I want to show that $(\mathbb{C}[x,y]/(xy))_{(x,y-k)}=\mathbb{C}[t]_{(t)}$.
But I think that the leftside has 2 variables, but rightside has only 1. Is it possible that the two are isomorphic?
I want to show that $(\mathbb{C}[x,y]/(xy))_{(x,y-k)}=\mathbb{C}[t]_{(t)}$.

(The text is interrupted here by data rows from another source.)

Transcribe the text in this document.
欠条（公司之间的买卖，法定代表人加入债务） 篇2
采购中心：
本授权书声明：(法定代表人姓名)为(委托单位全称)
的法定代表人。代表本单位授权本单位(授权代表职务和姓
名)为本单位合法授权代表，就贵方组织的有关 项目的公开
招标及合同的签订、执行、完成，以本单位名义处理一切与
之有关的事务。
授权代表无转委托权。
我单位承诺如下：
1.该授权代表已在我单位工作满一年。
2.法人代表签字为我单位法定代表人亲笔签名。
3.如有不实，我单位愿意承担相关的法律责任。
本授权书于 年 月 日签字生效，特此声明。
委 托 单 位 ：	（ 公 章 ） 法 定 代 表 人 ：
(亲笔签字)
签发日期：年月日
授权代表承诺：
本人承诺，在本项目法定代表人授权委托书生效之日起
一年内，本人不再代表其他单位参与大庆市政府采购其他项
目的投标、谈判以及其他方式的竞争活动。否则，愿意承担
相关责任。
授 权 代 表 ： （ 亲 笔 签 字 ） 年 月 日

But I think that the leftside has 2 variables, but rightside has only 1. Is it possible that the two are isomorphic?
Assuming $k \ne 0$, yes.
Intuitively: $\mathbb{C}[x,y]/(xy)$ corresponds to the union of the 2 axes, and localizing at the ideal $(x,y-k)$ corresponds to looking in a "neighborhood" of the point $(0,k)$. When we localize at $(0,k)$, the $x$-axis does not matter anymore because $(0,k)$ is not on the $x$-axis. So we are localizing just the $y$-axis ($\mathbb{C}[y]$) at the point $k$ (the ideal $y-k$), which is of course isomorphic to $\mathbb{C}[t]$ localized at $t$ (both are localizing a line at a point on it).
Somewhat more rigorously, if you localize $\mathbb{C}[x,y]/(xy)$ at $P = (x, y-k)$, the element $y$ (which is not in $P$) becomes invertible. But $xy=0$ in $\mathbb{C}[x,y]/(xy)$, and since $y$ is invertible in the localization, we have $x=0$ in the localization. So the localization is isomorphic to $\mathbb{C}[0, y]$ localized at $(0, y-k)$, which is just the same as $\mathbb{C}[y]$ localized at $(y-k)$.
The precise isomorphism sends $t \mapsto y-k$ is one direction, and $x \mapsto 0, y \mapsto t+k$ in the other direction.
When $k=0$, as indicated by Ted, the answer is no. The ring $\mathbf{C}[t]_{(t)}$, which is the local ring of the affine line at the origin, is a discrete valuation ring, and in particular, is an integral domain. However, the localization of $\mathbf{C}[x,y]/(xy)$ at $(x,y)$, which is the local ring of the union of the coordinate axes in $\mathbf{A}_\mathbf{C}^2$ at the origin, is not a domain. Geometrically speaking, the two irreducible components of $V(xy)$ (the $x$ and $y$-axes) both pass through the origin, and this implies that the local ring at this point cannot be a domain (because minimal primes of the local ring are in bijection with irreducible components passing through the origin). Concretely, $x,y$ are two elements of the ring which are not zero, but whose product $xy$ is zero. In the case where $k\neq 0$, as explained by Ted, this argument does not apply because $y$ is a unit and therefore $x$ actually is zero.